The rather convoluted reasons why this bill passed the Legislature give reason for concern. It’s little secret that Republican state legislators approved this bill not out of concern for the poor, but rather because it was better for business interests than a widely popular ballot initiative pushed by the Raise the Wage coalition.

That initiative would amend the state Constitution to not only increase the minimum wage immediately, but also to permanently index the wage to the rate of inflation. In passing this bill, the state House and Senate hope to decrease support for the amendment and set the stage for its defeat or removal from the ballot.

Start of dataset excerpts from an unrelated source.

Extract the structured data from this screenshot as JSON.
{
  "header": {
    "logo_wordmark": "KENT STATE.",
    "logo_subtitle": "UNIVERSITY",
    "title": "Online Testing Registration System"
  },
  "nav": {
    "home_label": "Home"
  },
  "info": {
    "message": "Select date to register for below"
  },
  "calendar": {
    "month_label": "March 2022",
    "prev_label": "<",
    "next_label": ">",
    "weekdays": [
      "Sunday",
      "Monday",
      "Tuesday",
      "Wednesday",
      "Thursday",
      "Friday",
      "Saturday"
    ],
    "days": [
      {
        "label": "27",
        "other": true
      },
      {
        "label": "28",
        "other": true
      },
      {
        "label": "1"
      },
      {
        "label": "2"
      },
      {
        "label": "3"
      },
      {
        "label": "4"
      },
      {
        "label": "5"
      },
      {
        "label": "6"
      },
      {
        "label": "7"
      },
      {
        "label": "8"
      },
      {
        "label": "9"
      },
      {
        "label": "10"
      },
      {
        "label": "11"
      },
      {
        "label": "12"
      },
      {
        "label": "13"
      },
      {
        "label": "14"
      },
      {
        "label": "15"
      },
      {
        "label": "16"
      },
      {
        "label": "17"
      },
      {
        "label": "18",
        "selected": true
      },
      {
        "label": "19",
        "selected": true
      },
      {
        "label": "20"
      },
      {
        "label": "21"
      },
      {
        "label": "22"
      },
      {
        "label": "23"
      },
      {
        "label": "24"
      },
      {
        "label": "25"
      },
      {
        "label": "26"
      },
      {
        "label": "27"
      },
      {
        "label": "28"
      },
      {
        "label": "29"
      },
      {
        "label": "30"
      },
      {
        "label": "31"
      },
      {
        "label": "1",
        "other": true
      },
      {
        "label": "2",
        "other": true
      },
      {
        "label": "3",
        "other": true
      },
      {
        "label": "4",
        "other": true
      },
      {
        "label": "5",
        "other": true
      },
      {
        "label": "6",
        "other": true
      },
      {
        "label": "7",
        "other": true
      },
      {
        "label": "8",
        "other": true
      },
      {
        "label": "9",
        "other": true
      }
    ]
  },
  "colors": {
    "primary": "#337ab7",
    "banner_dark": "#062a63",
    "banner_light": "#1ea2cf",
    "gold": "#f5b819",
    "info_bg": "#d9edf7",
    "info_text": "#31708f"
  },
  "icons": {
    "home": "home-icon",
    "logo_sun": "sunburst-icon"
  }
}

If either of those possibilities is realized, future minimum wage increases will remain dependent on legislative whims. It’s taken almost a decade for Michigan to act on the minimum wage, which has effectively shrunk each year because of inflation, and even that action was compelled by political calculation – not a sense of social justice. What’s to say that, without the impetus provided by grassroots mobilization, future legislators will have any incentive to keep the minimum wage at acceptable levels?

Considering the Legislature’s less-than-stellar record when it comes to adjusting the minimum wage, it is in workers’ best interests to continue supporting the ballot initiative.

Detractors have suggested that both the legislation and the proposed amendment are horrible public policy – economically backward ideas that will cost jobs. Yet economic studies have shown that minimum wage increases have little to no effect on the unemployment rate. A far more serious concern should be the debilitating effects of an intolerably low minimum wage – at $5.15 per hour, the family of a single parent working full time still finds itself below the poverty line.

In acting to raise the minimum wage, whatever its intentions, the state Legislature has offered much-needed relief to Michigan’s least fortunate. That’s worth commending. But residents – who have indicated they would approve the Raise the Wage initiative by a four-to-one margin – should recognize the limits of the Legislature’s actions.

Legislative action would be preferable to a ballot initiative, since bypassing the state Legislature simply gives up on representative democracy and often results in popular but flawed public policy. But without a provision to index the minimum wage to inflation, nine years from now the state’s workers may be in the same situation they are in now. Perhaps legislators will see past their short-term political interests and pass additional legislation mandating future increases; otherwise, direct action through a ballot initiative must still be considered.